A majority of Will Toldeo’s albums as Car Seat Headrest have been born from some kind of resentment. On Twin Fantasy, he resented a relationship turned sour, and on How to Leave Town and Teens of Denial that resentment turned to his surroundings (on Baby My Back is Killing Me you needn’t look past the title). So on Toledo & Co.’s new album Making a Door Less Open, it makes sense that the dissatisfaction has turned towards what they’ve been dealing with the past few years: fame. However, instead of the house-burning stylistic change that was teased by lead single “Can’t Cool Me Down”, MALDO is a relatively safe album by a band that’s shed their skin but unsure about where to go.

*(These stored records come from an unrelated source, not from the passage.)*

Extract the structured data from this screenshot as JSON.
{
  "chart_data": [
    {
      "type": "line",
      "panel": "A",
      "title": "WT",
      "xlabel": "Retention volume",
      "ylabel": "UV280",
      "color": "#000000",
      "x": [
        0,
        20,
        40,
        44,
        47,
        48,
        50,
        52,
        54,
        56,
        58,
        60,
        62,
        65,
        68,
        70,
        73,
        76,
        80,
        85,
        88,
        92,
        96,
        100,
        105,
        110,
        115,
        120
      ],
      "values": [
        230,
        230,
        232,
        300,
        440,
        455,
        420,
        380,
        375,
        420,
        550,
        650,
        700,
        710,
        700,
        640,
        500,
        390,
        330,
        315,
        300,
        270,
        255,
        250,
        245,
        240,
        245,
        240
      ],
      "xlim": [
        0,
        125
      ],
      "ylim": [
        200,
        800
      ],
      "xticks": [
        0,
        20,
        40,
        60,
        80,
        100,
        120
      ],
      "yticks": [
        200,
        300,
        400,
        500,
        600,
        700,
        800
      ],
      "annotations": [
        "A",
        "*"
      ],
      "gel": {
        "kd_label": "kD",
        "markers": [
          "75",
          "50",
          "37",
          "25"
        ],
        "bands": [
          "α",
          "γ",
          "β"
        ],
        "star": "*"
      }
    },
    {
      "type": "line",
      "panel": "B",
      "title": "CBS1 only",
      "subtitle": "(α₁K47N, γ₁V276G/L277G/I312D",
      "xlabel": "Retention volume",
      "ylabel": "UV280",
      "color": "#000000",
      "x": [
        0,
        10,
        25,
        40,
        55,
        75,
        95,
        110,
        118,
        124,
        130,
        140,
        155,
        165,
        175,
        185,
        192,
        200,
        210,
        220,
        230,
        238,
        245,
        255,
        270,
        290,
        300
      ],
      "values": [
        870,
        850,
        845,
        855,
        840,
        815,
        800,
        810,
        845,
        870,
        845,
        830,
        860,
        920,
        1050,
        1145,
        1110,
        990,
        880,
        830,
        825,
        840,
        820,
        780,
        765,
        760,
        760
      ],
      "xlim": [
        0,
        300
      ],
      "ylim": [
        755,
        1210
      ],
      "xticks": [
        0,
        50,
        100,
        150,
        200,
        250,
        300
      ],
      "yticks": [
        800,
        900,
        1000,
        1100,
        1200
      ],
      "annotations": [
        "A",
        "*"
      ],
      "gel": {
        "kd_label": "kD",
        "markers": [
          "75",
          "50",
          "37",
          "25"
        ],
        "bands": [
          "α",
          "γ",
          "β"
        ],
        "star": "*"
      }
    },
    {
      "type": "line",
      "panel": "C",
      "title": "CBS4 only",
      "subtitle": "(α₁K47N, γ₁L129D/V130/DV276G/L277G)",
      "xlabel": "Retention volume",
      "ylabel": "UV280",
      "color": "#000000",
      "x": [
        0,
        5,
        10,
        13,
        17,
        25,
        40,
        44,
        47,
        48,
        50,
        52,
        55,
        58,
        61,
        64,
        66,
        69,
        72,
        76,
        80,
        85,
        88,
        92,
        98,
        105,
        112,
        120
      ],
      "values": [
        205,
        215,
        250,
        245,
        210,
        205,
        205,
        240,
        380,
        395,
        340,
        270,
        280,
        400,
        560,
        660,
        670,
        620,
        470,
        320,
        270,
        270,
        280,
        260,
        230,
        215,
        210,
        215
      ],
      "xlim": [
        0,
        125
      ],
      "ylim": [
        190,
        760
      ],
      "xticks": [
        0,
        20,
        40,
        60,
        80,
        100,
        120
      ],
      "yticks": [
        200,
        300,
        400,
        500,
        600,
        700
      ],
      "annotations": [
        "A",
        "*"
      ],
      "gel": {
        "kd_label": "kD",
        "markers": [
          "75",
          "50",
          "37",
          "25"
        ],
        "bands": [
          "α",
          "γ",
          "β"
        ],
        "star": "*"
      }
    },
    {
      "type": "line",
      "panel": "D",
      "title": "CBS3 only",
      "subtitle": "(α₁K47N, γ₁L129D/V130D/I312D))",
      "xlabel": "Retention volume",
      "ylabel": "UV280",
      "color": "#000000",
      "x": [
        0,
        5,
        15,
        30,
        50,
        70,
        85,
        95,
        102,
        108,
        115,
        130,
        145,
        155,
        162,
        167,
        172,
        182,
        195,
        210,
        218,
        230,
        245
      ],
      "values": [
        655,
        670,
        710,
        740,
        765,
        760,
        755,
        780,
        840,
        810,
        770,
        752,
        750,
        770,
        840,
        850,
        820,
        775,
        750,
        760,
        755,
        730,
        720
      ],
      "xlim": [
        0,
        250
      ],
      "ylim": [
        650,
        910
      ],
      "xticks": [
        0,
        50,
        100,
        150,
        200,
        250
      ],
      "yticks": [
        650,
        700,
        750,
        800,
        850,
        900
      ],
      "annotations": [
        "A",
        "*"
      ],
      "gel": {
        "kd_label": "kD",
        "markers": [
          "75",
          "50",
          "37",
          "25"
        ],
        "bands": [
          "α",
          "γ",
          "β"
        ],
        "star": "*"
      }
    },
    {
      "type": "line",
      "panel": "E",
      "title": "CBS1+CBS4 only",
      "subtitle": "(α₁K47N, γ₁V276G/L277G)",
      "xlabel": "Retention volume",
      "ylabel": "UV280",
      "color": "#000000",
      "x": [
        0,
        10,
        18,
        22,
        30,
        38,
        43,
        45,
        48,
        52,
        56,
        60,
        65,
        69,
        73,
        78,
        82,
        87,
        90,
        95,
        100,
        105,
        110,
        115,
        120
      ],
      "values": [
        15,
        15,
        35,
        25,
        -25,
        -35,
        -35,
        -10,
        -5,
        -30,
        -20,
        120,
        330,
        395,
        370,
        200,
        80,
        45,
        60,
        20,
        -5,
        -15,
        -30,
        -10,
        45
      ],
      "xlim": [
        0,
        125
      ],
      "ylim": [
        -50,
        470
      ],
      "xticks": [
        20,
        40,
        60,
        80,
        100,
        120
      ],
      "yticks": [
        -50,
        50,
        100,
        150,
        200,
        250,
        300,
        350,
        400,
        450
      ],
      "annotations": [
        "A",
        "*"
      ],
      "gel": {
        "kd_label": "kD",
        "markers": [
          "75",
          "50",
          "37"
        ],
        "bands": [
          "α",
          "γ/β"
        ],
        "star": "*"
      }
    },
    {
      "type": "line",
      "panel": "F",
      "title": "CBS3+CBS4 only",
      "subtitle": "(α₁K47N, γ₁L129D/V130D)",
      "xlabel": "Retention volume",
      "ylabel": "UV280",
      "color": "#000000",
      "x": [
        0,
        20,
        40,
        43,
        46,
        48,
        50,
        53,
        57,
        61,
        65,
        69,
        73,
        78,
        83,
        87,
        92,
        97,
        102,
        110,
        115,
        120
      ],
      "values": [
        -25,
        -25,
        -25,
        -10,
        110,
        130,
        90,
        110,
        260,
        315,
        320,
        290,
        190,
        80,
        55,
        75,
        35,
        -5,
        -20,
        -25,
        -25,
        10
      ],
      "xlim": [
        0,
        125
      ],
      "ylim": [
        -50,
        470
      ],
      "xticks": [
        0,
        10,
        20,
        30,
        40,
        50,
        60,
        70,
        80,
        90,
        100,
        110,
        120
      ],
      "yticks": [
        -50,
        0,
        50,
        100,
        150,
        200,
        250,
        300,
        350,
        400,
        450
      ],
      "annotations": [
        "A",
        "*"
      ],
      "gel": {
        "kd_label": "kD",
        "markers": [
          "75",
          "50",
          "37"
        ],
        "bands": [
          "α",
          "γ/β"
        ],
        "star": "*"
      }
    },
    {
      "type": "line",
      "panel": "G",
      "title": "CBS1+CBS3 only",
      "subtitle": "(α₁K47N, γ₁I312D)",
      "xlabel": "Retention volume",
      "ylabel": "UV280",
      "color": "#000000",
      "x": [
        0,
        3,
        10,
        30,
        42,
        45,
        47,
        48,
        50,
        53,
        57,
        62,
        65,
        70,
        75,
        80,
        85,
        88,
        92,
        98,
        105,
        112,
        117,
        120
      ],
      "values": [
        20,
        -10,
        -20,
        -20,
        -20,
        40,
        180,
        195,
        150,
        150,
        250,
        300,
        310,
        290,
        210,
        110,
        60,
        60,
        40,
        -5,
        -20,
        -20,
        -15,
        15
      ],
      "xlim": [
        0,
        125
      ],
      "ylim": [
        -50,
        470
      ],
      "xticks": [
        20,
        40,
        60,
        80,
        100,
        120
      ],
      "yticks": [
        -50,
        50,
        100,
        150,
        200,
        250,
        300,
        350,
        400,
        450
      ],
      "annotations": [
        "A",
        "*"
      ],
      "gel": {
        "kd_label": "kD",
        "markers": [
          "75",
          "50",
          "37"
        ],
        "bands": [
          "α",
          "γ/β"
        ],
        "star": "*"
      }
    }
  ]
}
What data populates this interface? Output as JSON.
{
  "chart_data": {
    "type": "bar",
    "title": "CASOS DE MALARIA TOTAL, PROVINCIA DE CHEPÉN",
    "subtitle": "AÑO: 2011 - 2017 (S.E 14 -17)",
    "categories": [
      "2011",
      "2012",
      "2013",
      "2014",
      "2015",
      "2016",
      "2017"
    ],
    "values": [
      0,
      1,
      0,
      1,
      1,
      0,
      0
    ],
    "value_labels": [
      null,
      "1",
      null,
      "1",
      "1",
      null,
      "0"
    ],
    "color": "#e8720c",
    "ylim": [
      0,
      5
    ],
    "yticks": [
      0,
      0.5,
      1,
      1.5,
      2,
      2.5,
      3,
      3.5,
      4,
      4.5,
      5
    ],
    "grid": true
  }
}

In understanding MALDO, it’s important to know that the album was recorded across two different sessions: once as a conventional indie-rock album and once as an EDM remix fueled by the band’s side project One Trait Danger. The result is an album grafted together by those two sessions, and this is more or less where the album fails. MALDO refuses to commit its identity to anything and half the tracklist sounds unfinished. Both iterations of “Deadlines” fall flat, while “Martin” and “Hymn- Remix” begin promising but lack the anthemic endings so many of the best Car Seat Headrest songs have. “Hollywood” and “What’s With You Lately” are some of the worst songs in the band’s discography. Car Seat Headrest has always thrived under Toldedo’s singular vision with the band filling in the blanks around him, and those two aforementioned songs feel like lazy attempts at making the band a more democratic venture if only to buff up the tracklist. MALDO does have its shining moments, however. The album opener “Weightlifters” is the type of song the band became famous for in the first place. It’s a masterclass in prolonged tension across a song and ends with a blazing finish that could imitated by no other band. But the
greatest song on MALDO has to be “There Must Be More Than Blood”. The synths lock into a motorik groove with the drums and the song just hangs there for seven minutes, it’s euphoric.
Making a Door Less Open generally is the first misfire from one of the most exciting bands in indie-rock today but hints the promise of change. If Will Toledo and his band have lost their faith in guitar-based music, good on them. But in order to pull off the promise of electronic music that they claimed “will compete with the other groups at festivals like Coachella”, they’re gonna need a hell of a lot more focus.